According to researchers, steroids shouldn’t be used for treating smell loss due to Covid-19. The loss of smell is a well known Covid-19 symptom, and many individuals are left with long-term smell loss from the pandemic. Researchers have found that corticosteroids, a type of drug that reduces inflammation, aren’t recommended for treating loss of smell as a result of Covid-19.1✅ JOURNAL REFERENCE
As an alternative, the researchers suggest ‘smell training’, a method that involves sniffing 4 or more different odors twice daily for a few months.
The massive increase in smell loss due to Covid-19 has resulted in an extraordinary demand for treatment worldwide. About 1 in 5 individuals who experience loss of smell due to Covid-19 say that their sense of smell hasn’t returned to normal 8 weeks after their illness.
Physicians generally prescribe corticosteroids for helping treat conditions like asthma, and they’ve been considered as a therapeutic option for loss of smell due to Covid-19. They do however have well-known side effects which include fluid retention, hypertension, and issues with mood swings and behavior.
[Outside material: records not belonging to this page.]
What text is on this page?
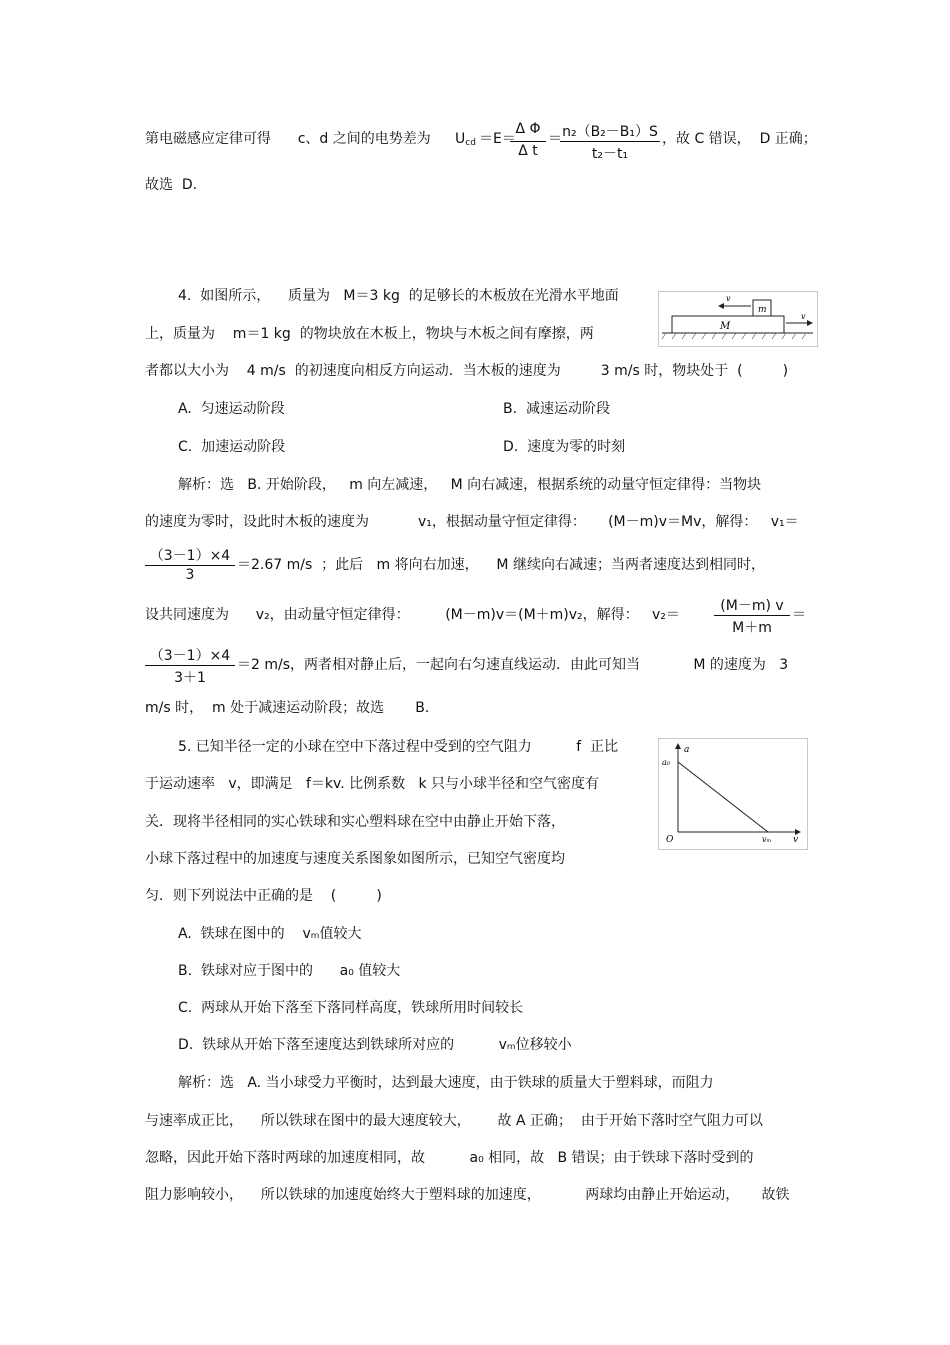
第电磁感应定律可得      c、d 之间的电势差为 $U_{cd} =E=$
Δ Φ
Δ t
＝ n₂（B₂－B₁）S
t₂－t₁
，故 C 错误，  D 正确；
故选  D.
4.  如图所示，    质量为   M＝3 kg  的足够长的木板放在光滑水平地面
上，质量为    m＝1 kg  的物块放在木板上，物块与木板之间有摩擦，两
者都以大小为    4 m/s  的初速度向相反方向运动．当木板的速度为         3 m/s 时，物块处于  (         )
v
m
M
v
A.  匀速运动阶段	B.  减速运动阶段
C.  加速运动阶段	D.  速度为零的时刻
解析：选   B. 开始阶段，   m 向左减速，   M 向右减速，根据系统的动量守恒定律得：当物块
的速度为零时，设此时木板的速度为           v₁，根据动量守恒定律得：     (M－m)v＝Mv，解得：   v₁＝
（3－1）×4
3
＝2.67 m/s  ；此后   m 将向右加速，    M 继续向右减速；当两者速度达到相同时，
设共同速度为      v₂，由动量守恒定律得：        (M－m)v＝(M＋m)v₂，解得：   v₂＝
(M－m) v
M＋m
＝
（3－1）×4
3＋1
＝2 m/s，两者相对静止后，一起向右匀速直线运动．由此可知当            M 的速度为   3
m/s 时，  m 处于减速运动阶段；故选       B.
5. 已知半径一定的小球在空中下落过程中受到的空气阻力          f  正比
于运动速率   v，即满足   f＝kv. 比例系数   k 只与小球半径和空气密度有
关．现将半径相同的实心铁球和实心塑料球在空中由静止开始下落，
小球下落过程中的加速度与速度关系图象如图所示，已知空气密度均
匀．则下列说法中正确的是    (         )
a
a₀
O	vₘ v
A.  铁球在图中的    vₘ值较大
B.  铁球对应于图中的      a₀ 值较大
C.  两球从开始下落至下落同样高度，铁球所用时间较长
D.  铁球从开始下落至速度达到铁球所对应的          vₘ位移较小
解析：选   A. 当小球受力平衡时，达到最大速度，由于铁球的质量大于塑料球，而阻力
与速率成正比，    所以铁球在图中的最大速度较大，      故 A 正确；  由于开始下落时空气阻力可以
忽略，因此开始下落时两球的加速度相同，故          a₀ 相同，故   B 错误；由于铁球下落时受到的
阻力影响较小，    所以铁球的加速度始终大于塑料球的加速度，          两球均由静止开始运动，     故铁
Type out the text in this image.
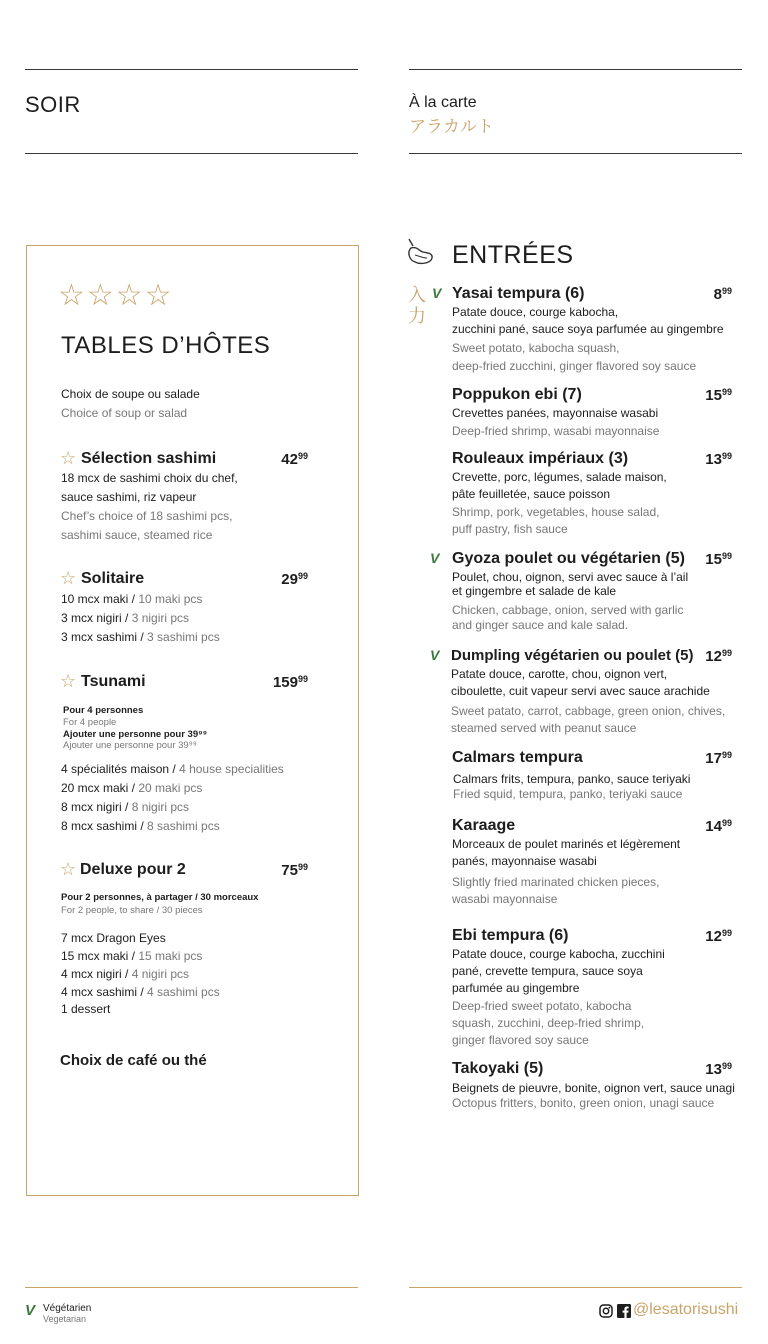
SOIR	À la carte
アラカルト
☆☆☆☆
TABLES D’HÔTES
Choix de soupe ou salade
Choice of soup or salad
☆ Sélection sashimi	$42^{99}$
18 mcx de sashimi choix du chef,
sauce sashimi, riz vapeur
Chef’s choice of 18 sashimi pcs,
sashimi sauce, steamed rice
☆ Solitaire	$29^{99}$
10 mcx maki / 10 maki pcs
3 mcx nigiri / 3 nigiri pcs
3 mcx sashimi / 3 sashimi pcs
☆ Tsunami	$159^{99}$
Pour 4 personnes
For 4 people
Ajouter une personne pour 39⁹⁹
Ajouter une personne pour 39⁹⁹
4 spécialités maison / 4 house specialities
20 mcx maki / 20 maki pcs
8 mcx nigiri / 8 nigiri pcs
8 mcx sashimi / 8 sashimi pcs
☆ Deluxe pour 2	$75^{99}$
Pour 2 personnes, à partager / 30 morceaux
For 2 people, to share / 30 pieces
7 mcx Dragon Eyes
15 mcx maki / 15 maki pcs
4 mcx nigiri / 4 nigiri pcs
4 mcx sashimi / 4 sashimi pcs
1 dessert
Choix de café ou thé
ENTRÉES
入力
V Yasai tempura (6)	$8^{99}$
Patate douce, courge kabocha,
zucchini pané, sauce soya parfumée au gingembre
Sweet potato, kabocha squash,
deep-fried zucchini, ginger flavored soy sauce
Poppukon ebi (7)	$15^{99}$
Crevettes panées, mayonnaise wasabi
Deep-fried shrimp, wasabi mayonnaise
Rouleaux impériaux (3)	$13^{99}$
Crevette, porc, légumes, salade maison,
pâte feuilletée, sauce poisson
Shrimp, pork, vegetables, house salad,
puff pastry, fish sauce
V Gyoza poulet ou végétarien (5)	$15^{99}$
Poulet, chou, oignon, servi avec sauce à l’ail
et gingembre et salade de kale
Chicken, cabbage, onion, served with garlic
and ginger sauce and kale salad.
V Dumpling végétarien ou poulet (5) $12^{99}$
Patate douce, carotte, chou, oignon vert,
ciboulette, cuit vapeur servi avec sauce arachide
Sweet patato, carrot, cabbage, green onion, chives,
steamed served with peanut sauce
Calmars tempura	$17^{99}$
Calmars frits, tempura, panko, sauce teriyaki
Fried squid, tempura, panko, teriyaki sauce
Karaage	$14^{99}$
Morceaux de poulet marinés et légèrement
panés, mayonnaise wasabi
Slightly fried marinated chicken pieces,
wasabi mayonnaise
Ebi tempura (6)	$12^{99}$
Patate douce, courge kabocha, zucchini
pané, crevette tempura, sauce soya
parfumée au gingembre
Deep-fried sweet potato, kabocha
squash, zucchini, deep-fried shrimp,
ginger flavored soy sauce
Takoyaki (5)	$13^{99}$
Beignets de pieuvre, bonite, oignon vert, sauce unagi
Octopus fritters, bonito, green onion, unagi sauce
V Végétarien
Vegetarian
@lesatorisushi
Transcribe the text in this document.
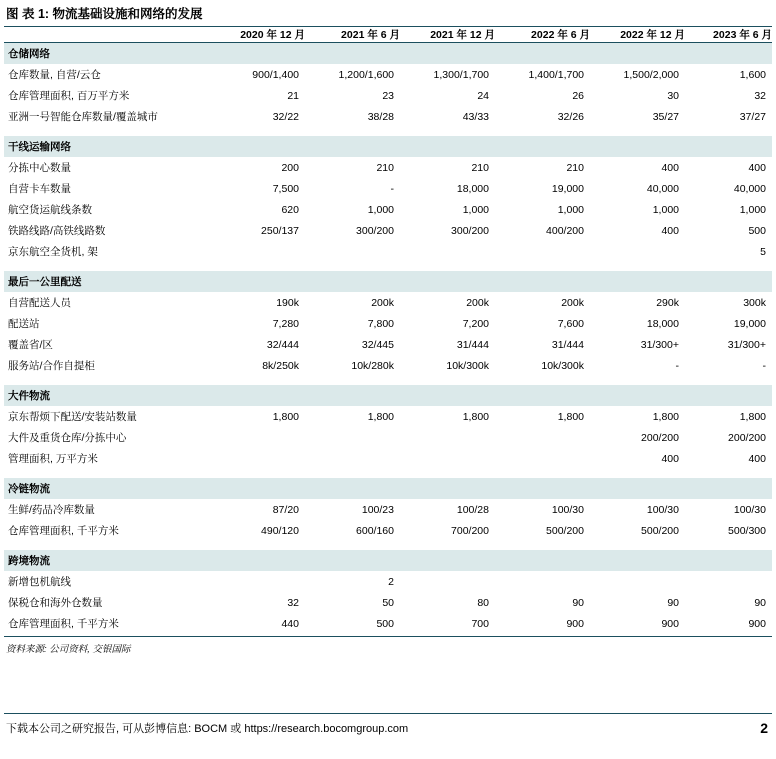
图 表 1: 物流基础设施和网络的发展
	2020 年 12 月	2021 年 6 月	2021 年 12 月	2022 年 6 月	2022 年 12 月	2023 年 6 月
仓储网络						
仓库数量, 自营/云仓	900/1,400	1,200/1,600	1,300/1,700	1,400/1,700	1,500/2,000	1,600
仓库管理面积, 百万平方米	21	23	24	26	30	32
亚洲一号智能仓库数量/覆盖城市	32/22	38/28	43/33	32/26	35/27	37/27

干线运输网络						
分拣中心数量	200	210	210	210	400	400
自营卡车数量	7,500	-	18,000	19,000	40,000	40,000
航空货运航线条数	620	1,000	1,000	1,000	1,000	1,000
铁路线路/高铁线路数	250/137	300/200	300/200	400/200	400	500
京东航空全货机, 架						5

最后一公里配送						
自营配送人员	190k	200k	200k	200k	290k	300k
配送站	7,280	7,800	7,200	7,600	18,000	19,000
覆盖省/区	32/444	32/445	31/444	31/444	31/300+	31/300+
服务站/合作自提柜	8k/250k	10k/280k	10k/300k	10k/300k	-	-

大件物流						
京东帮烦下配送/安装站数量	1,800	1,800	1,800	1,800	1,800	1,800
大件及重货仓库/分拣中心					200/200	200/200
管理面积, 万平方米					400	400

冷链物流						
生鲜/药品冷库数量	87/20	100/23	100/28	100/30	100/30	100/30
仓库管理面积, 千平方米	490/120	600/160	700/200	500/200	500/200	500/300

跨境物流						
新增包机航线		2				
保税仓和海外仓数量	32	50	80	90	90	90
仓库管理面积, 千平方米	440	500	700	900	900	900
资料来源: 公司资料, 交银国际
下载本公司之研究报告, 可从彭博信息: BOCM 或 https://research.bocomgroup.com	2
The researchers conducted an evidence-based review to determine if corticosteroids can help individuals in regaining their sense of smell. Very little evidence was found that corticosteroids could help with loss of smell. And due to the fact they have potential adverse side effects; the researchers advise that corticosteroids shouldn’t be prescribed for treating post-viral smell loss.
Luckily the majority of individuals who experience loss of smell due to Covid-19 will regain it spontaneously. Studies show that 90% of individuals will have recovered their sense of smell completely after 6 months.
Smell training has emerged as a simple and cheap treatment option for a variety of causes of smell loss, which includes Covid-19. The goal of smell training is to help recover smell influenced by neuroplasticity, the ability of brain to reorganize itself for compensate for an injury or change.